Having paid his fee, skipped the lottery, and since converted from a TICs, the reader’s unit at 150 Pixley, which was 33 percent of the whole, is now on the market as a condominium and listed for $1,198,000, with two bedrooms, one bath, and leased parking down the street.

The two-bedroom unit above, which was 36 percent of the whole, sold for $849,000 in 2006 when the building first hit the market as three remodeled TICs, each with marble baths, granite counters, and Viking stoves.

The condo conversion lottery is currently slated to resume in 2024, at the earliest.

6 thoughts on “Condo Lottery Bypass In Action”
  1. Well, artificial scarcity benefits both homeowners and rent controlled tenants. Everyone else belongs to a politically unimportant minority.

  2. It will certainly be interesting to see what, if any, effects the condo conversion moratorium will have on the market. How many units are actually making it through the process?
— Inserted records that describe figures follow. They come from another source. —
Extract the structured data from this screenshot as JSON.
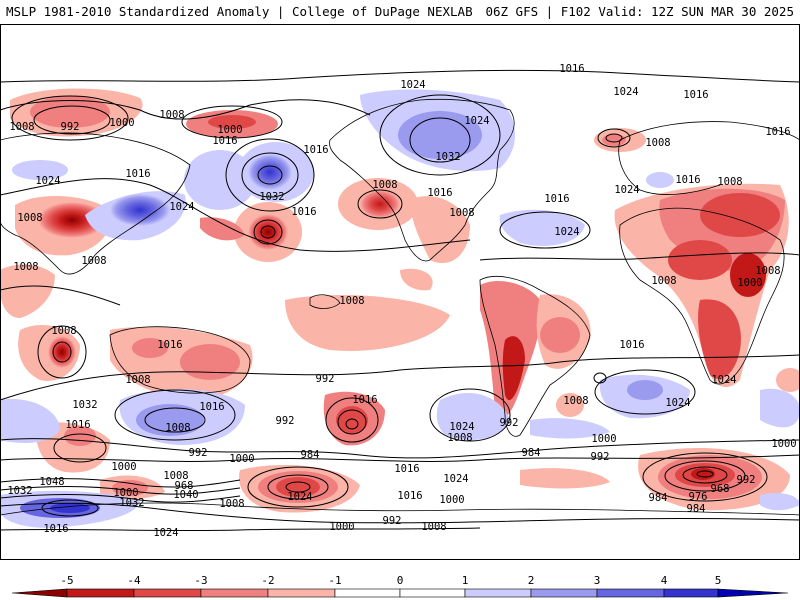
{
  "header": {
    "left_title": "MSLP 1981-2010 Standardized Anomaly | College of DuPage NEXLAB",
    "right_title": "06Z GFS | F102 Valid: 12Z SUN MAR 30 2025"
  },
  "colors": {
    "neg5": "#8b0000",
    "neg4": "#c21818",
    "neg3": "#e04848",
    "neg2": "#f08080",
    "neg1": "#fbb4a8",
    "zero": "#ffffff",
    "pos1": "#ccccff",
    "pos2": "#9a9aee",
    "pos3": "#6666e0",
    "pos4": "#3333d0",
    "pos5": "#0000b0",
    "land": "#000000",
    "isobar": "#000000"
  },
  "colorbar": {
    "ticks": [
      "-5",
      "-4",
      "-3",
      "-2",
      "-1",
      "0",
      "1",
      "2",
      "3",
      "4",
      "5"
    ]
  },
  "isobar_labels": [
    {
      "id": "l1",
      "text": "1016"
    },
    {
      "id": "l2",
      "text": "1024"
    },
    {
      "id": "l3",
      "text": "1024"
    },
    {
      "id": "l4",
      "text": "1016"
    },
    {
      "id": "l5",
      "text": "1008"
    },
    {
      "id": "l6",
      "text": "992"
    },
    {
      "id": "l7",
      "text": "1000"
    },
    {
      "id": "l8",
      "text": "1008"
    },
    {
      "id": "l9",
      "text": "1000"
    },
    {
      "id": "l10",
      "text": "1024"
    },
    {
      "id": "l11",
      "text": "1016"
    },
    {
      "id": "l12",
      "text": "1016"
    },
    {
      "id": "l13",
      "text": "1032"
    },
    {
      "id": "l14",
      "text": "1008"
    },
    {
      "id": "l15",
      "text": "1016"
    },
    {
      "id": "l16",
      "text": "1016"
    },
    {
      "id": "l17",
      "text": "1024"
    },
    {
      "id": "l18",
      "text": "1032"
    },
    {
      "id": "l19",
      "text": "1024"
    },
    {
      "id": "l20",
      "text": "1008"
    },
    {
      "id": "l21",
      "text": "1016"
    },
    {
      "id": "l22",
      "text": "1008"
    },
    {
      "id": "l23",
      "text": "1008"
    },
    {
      "id": "l24",
      "text": "1016"
    },
    {
      "id": "l25",
      "text": "1024"
    },
    {
      "id": "l26",
      "text": "1016"
    },
    {
      "id": "l27",
      "text": "1008"
    },
    {
      "id": "l28",
      "text": "1016"
    },
    {
      "id": "l29",
      "text": "1024"
    },
    {
      "id": "l30",
      "text": "1008"
    },
    {
      "id": "l31",
      "text": "1008"
    },
    {
      "id": "l32",
      "text": "1008"
    },
    {
      "id": "l33",
      "text": "1008"
    },
    {
      "id": "l34",
      "text": "1000"
    },
    {
      "id": "l35",
      "text": "1008"
    },
    {
      "id": "l36",
      "text": "1008"
    },
    {
      "id": "l37",
      "text": "1016"
    },
    {
      "id": "l38",
      "text": "1016"
    },
    {
      "id": "l39",
      "text": "1008"
    },
    {
      "id": "l40",
      "text": "992"
    },
    {
      "id": "l41",
      "text": "1024"
    },
    {
      "id": "l42",
      "text": "1032"
    },
    {
      "id": "l43",
      "text": "1016"
    },
    {
      "id": "l44",
      "text": "1008"
    },
    {
      "id": "l45",
      "text": "1024"
    },
    {
      "id": "l46",
      "text": "1016"
    },
    {
      "id": "l47",
      "text": "1008"
    },
    {
      "id": "l48",
      "text": "992"
    },
    {
      "id": "l49",
      "text": "1024"
    },
    {
      "id": "l50",
      "text": "1016"
    },
    {
      "id": "l51",
      "text": "1008"
    },
    {
      "id": "l52",
      "text": "992"
    },
    {
      "id": "l53",
      "text": "1000"
    },
    {
      "id": "l54",
      "text": "1000"
    },
    {
      "id": "l55",
      "text": "984"
    },
    {
      "id": "l56",
      "text": "992"
    },
    {
      "id": "l57",
      "text": "1000"
    },
    {
      "id": "l58",
      "text": "984"
    },
    {
      "id": "l59",
      "text": "992"
    },
    {
      "id": "l60",
      "text": "1016"
    },
    {
      "id": "l61",
      "text": "1000"
    },
    {
      "id": "l62",
      "text": "1008"
    },
    {
      "id": "l63",
      "text": "1024"
    },
    {
      "id": "l64",
      "text": "1048"
    },
    {
      "id": "l65",
      "text": "1032"
    },
    {
      "id": "l66",
      "text": "968"
    },
    {
      "id": "l67",
      "text": "1000"
    },
    {
      "id": "l68",
      "text": "1040"
    },
    {
      "id": "l69",
      "text": "1032"
    },
    {
      "id": "l70",
      "text": "1024"
    },
    {
      "id": "l71",
      "text": "1008"
    },
    {
      "id": "l72",
      "text": "1016"
    },
    {
      "id": "l73",
      "text": "1000"
    },
    {
      "id": "l74",
      "text": "992"
    },
    {
      "id": "l75",
      "text": "984"
    },
    {
      "id": "l76",
      "text": "976"
    },
    {
      "id": "l77",
      "text": "968"
    },
    {
      "id": "l78",
      "text": "992"
    },
    {
      "id": "l79",
      "text": "984"
    },
    {
      "id": "l80",
      "text": "1000"
    },
    {
      "id": "l81",
      "text": "1008"
    },
    {
      "id": "l82",
      "text": "1016"
    },
    {
      "id": "l83",
      "text": "1024"
    }
  ]
}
From what I saw on the applications they posted to the DPW site it seems like quite a lot less than the projected numbers. So given the now about to get much bigger pool of TIC groups out there, how does that change the market for fractional financing? How big will the backlog be come 2024?

    The doomsday scenario here for the radical left is that the moratorium causes the TIC market to mature so thoroughly that the financing penalty and value gap between condos and TICs dwindle even further. Which, in turn, could place greater than ever Ellis pressure on existing rentals and especially on larger buildings that couldn’t ever convert anyway. That kind of scenario certainly starts to explain why the supes are trying harder than ever to legislate massive payouts as a counter-balance.

  3. How is SF TIC different from NYC co-op? I heard that NYC co-op is selling well. Is it possible for TIC to become a mainstream ownership and makes condo conversion a non-issue?